As part of the solution found through the CMATS Treaty, although the formal apportionment of Greater Sunrise under the IUA remains the same, Australia has agreed to share equally (50:50) the upstream revenues from the resource. Once the Greater Sunrise project proceeds, it could result in transfers of revenue to East Timor of as much as US$4 billion over the life of the project, increasing its share of the resource to around US$10 billion. The exact benefit to East Timor and Australia will depend on the economics of the project. Exploitation of the Greater Sunrise reservoirs, and the additional revenue provided under this Treaty, will assist in securing East Timor's development and economic stability. The revenue would be paid to East Timor's Petroleum Fund, the balance of which is already around $330 million derived from the 90% share of production East Timor receives from the JPDA.

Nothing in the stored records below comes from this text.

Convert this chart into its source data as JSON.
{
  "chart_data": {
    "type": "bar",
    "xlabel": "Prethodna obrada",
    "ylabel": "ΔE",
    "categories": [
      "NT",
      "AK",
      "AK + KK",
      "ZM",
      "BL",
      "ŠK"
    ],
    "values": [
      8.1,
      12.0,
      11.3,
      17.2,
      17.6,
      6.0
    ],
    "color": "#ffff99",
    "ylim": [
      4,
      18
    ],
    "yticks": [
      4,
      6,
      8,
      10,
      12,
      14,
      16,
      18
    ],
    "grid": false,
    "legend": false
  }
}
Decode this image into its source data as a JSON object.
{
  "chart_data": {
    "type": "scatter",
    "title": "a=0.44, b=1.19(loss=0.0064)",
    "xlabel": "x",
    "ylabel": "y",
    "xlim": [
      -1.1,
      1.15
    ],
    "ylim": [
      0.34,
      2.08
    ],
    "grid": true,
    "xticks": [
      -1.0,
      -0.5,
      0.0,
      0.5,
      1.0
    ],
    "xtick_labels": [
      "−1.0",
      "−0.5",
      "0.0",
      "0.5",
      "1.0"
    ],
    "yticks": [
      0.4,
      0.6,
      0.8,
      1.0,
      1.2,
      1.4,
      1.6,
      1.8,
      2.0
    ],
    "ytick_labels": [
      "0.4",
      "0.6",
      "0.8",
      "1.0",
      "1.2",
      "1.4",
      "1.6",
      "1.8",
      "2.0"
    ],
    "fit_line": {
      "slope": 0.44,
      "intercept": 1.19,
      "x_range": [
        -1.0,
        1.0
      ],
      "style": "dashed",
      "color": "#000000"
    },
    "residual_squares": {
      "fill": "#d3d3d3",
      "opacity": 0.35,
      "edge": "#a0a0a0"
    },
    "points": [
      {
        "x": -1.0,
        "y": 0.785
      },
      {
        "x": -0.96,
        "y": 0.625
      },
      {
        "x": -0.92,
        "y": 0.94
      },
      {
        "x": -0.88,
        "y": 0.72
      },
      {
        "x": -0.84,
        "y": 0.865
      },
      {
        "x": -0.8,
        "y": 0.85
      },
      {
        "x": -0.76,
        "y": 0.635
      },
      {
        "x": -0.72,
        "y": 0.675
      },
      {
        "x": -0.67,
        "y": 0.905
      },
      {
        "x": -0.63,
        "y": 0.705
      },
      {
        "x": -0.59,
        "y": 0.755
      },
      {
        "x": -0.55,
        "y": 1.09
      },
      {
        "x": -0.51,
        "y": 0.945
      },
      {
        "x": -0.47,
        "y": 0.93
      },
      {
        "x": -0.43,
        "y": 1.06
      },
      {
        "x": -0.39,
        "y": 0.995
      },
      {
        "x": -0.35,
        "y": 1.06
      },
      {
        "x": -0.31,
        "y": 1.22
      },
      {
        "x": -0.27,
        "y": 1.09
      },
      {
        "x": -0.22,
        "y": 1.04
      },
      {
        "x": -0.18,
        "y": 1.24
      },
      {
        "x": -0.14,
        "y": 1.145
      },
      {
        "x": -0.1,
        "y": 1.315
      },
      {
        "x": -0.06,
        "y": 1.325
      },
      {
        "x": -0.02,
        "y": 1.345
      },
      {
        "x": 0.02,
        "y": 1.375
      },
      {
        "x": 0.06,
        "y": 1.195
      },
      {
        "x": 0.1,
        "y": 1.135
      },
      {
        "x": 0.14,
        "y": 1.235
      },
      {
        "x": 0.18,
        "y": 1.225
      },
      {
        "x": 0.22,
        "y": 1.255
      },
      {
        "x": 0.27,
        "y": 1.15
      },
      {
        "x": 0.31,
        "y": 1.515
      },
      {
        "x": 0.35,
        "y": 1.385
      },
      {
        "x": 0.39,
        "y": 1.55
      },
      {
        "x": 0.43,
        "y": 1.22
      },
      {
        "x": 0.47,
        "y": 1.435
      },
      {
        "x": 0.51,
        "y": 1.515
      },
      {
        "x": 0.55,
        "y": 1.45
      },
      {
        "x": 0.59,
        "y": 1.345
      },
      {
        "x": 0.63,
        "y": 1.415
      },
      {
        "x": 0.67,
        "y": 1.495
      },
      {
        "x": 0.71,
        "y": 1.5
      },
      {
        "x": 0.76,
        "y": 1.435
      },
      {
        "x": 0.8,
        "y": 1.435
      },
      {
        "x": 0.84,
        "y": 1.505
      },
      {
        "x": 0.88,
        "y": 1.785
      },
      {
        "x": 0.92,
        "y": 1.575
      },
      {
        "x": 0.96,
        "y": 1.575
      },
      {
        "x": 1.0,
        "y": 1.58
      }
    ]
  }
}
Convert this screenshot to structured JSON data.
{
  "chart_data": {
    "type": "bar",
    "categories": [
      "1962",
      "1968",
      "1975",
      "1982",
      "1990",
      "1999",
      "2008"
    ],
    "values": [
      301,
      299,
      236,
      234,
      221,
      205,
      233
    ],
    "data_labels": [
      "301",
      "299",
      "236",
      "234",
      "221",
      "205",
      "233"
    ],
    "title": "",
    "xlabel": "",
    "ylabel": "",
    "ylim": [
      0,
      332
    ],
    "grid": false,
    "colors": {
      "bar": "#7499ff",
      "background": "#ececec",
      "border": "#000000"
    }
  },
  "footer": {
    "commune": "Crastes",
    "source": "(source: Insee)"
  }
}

Both Australia and East Timor will be bound by the Treaty to refrain from asserting or pursuing their claims to rights, jurisdiction or maritime boundaries, in relation to the other, for 50 years. The two countries undertake to not commence any dispute settlement proceedings against the other that would raise the delimitation of maritime boundaries in the Timor Sea. Consistent with the CMATS Treaty and associated side-letters, Australia will be able to continue regulating and authorising petroleum activities outside of the JPDA and south of the 1972 Australia-Indonesia seabed boundary.
Other initiatives established by the CMATS Treaty include: an independent assessment process at the request of either Party to review the reconciliation of the revenue sharing; East Timor being able to exercise water-column (fisheries) jurisdiction within the JPDA; and the establishment of a Maritime Commission to constitute a focal point for bilateral consultations on maritime matters of interest to the Parties, including on maritime security, the protection of the marine environment and management of natural resources.
The CMATS Treaty will be subject to the usual Parliamentary scrutiny processes in Australia before entry into force.
Australia's role in East Timor's transition to independence was crucial, including bringing together and leading the international coalition, INTERFET, that ended the violence and restored security in late 1999. Australia has been a lead contributor of civilian advisers and military and police personnel to successive United Nations missions in East Timor. Since 1999 we have provided over $400 million worth of overseas development assistance. East Timor will remain one of Australia's largest development cooperation partners, and we are committed to providing around A$40 million in development assistance to East Timor over the next three years.